Everyone knows that writing sex scenes is difficult. No doubt it can produce some clunky writing now and then. But then there are plenty of example of clunky writing about all sorts of things, so why single out clunky writing on sex?

I think the answer has something to do with the British attitude to sex. Remember the old farce, No Sex Please, We’re British? As far as I can see, the Bad Sex Award is a snooty version of the same attitude. I think the Literary Review would do better to establish an award that celebrates good writing, rather than sniggering behind its hand at people who at least had the balls to attempt the impossible. Because, yes, writing sex is impossible. Writing anything is impossible. It’s making the attempt that counts.

So I’m on the side of the nominees. And on their behalf I say to the Literary Review – and everyone else who takes delight in this tired, pointless ceremony – grow up.

Now I know people say it is just a bit of fun. Or that it’s meant to bring writers who have got too big for their boots down a peg or two. No one is exempt from it. Even the darling of the literati, Haruki Murakami, was short-listed this year. Forgive me if I’m wrong about this, but isn’t Murakami supposed to be a surrealist writer, celebrated for his startling images and insights? So why, as Alison Flood does in her Guardian article, sarcastically draw attention to the following as an “immortal line”?: “A freshly made ear and a freshly made vagina look very much alike, Tengo thought”. Yes, okay, it may not be literally true, but Murakami is not a writer of the literal, so within his universe, I would think it’s a perfectly reasonable thing to write.

Any passage taken out of context can be made to seem risible. When a writer attempts to write anything, they are exposing themselves to ridicule, misunderstanding, rejection, abuse. Multiply this a thousand times for writing sex.

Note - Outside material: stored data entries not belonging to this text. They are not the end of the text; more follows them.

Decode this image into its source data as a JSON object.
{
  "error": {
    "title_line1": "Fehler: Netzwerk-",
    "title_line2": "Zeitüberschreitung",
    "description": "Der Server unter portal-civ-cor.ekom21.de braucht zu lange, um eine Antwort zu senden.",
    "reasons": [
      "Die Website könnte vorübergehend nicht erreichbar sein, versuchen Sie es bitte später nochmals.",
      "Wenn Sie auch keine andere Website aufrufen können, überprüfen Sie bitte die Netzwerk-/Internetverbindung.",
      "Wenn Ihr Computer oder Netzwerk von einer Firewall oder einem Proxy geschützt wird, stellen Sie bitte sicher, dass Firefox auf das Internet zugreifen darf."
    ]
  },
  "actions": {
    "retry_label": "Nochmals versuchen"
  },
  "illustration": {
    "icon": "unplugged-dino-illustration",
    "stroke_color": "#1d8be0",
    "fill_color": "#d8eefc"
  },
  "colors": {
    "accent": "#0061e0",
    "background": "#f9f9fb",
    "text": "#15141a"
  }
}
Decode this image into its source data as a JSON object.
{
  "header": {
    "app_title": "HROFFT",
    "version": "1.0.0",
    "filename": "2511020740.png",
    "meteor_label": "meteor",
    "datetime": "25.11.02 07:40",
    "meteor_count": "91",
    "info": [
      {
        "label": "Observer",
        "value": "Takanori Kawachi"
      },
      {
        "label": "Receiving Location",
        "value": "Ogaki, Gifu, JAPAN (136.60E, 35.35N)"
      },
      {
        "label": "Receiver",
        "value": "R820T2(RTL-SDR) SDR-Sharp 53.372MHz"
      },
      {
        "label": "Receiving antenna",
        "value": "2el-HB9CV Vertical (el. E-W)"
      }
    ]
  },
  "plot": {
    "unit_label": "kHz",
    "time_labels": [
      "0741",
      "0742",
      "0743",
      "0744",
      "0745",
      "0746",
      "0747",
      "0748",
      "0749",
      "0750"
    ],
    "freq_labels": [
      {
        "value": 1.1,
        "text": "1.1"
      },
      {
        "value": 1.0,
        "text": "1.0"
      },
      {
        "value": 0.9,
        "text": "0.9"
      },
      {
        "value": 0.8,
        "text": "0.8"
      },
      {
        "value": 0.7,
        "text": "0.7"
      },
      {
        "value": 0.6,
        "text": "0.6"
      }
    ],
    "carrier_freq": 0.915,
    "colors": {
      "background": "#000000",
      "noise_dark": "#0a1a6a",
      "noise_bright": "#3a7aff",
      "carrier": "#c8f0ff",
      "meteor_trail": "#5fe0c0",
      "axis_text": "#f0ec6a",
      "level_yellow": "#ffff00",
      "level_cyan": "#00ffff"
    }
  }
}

As a writer, the Bad Sex Award upsets me. It makes me angry. I feel attacked by it. I think it’s anti-writing, and, yes, anti-sex. Apparently, the winners usually accept the award in a good spirit, as Guterson did this year. All I can say is that they are better people than me. If I ever did win I would tell the Literary Review where they can stick their plaster foot trophy. Then, perhaps, they really will understand what bad sex is.

 

6 thoughts on “The Bad Sex Award is a Bad Award”

  1. Roger,
    I think the award itself is ‘Oh so British’ and represents the British view of sex. Makes me laugh.
    For your next novel I suggest you complete it as per, then add a brand new chapter with a sex scene (only a sex scene to ensure completely superfluous and gratuitous) entirely at random between two characters in your novel. Don’t forget to send a copy to the LR when it comes out. (The novel.) Great chance of a nomination I’d say. Good luck!
    Last point: we don’t have nearly enough sex scenes in our crime novels IMO. If only sex was as popular as serial killers…
    CFR

  2. Ach – I agree. The only pornography allowed nowadays is that involving blood and dismembered bodies. I think there’s been a move for writers to copy the horror writers of the 1970s but dress it up as crime. Far too much gore for my middle-aged taste. Give me a good sex scene any day – and I agree with you, it’s not particularly badly written. It’s in context for the character from my brief survey of your piece. But sex is a very individual occupation. One man’s enlightened thrill is another man’s perversion.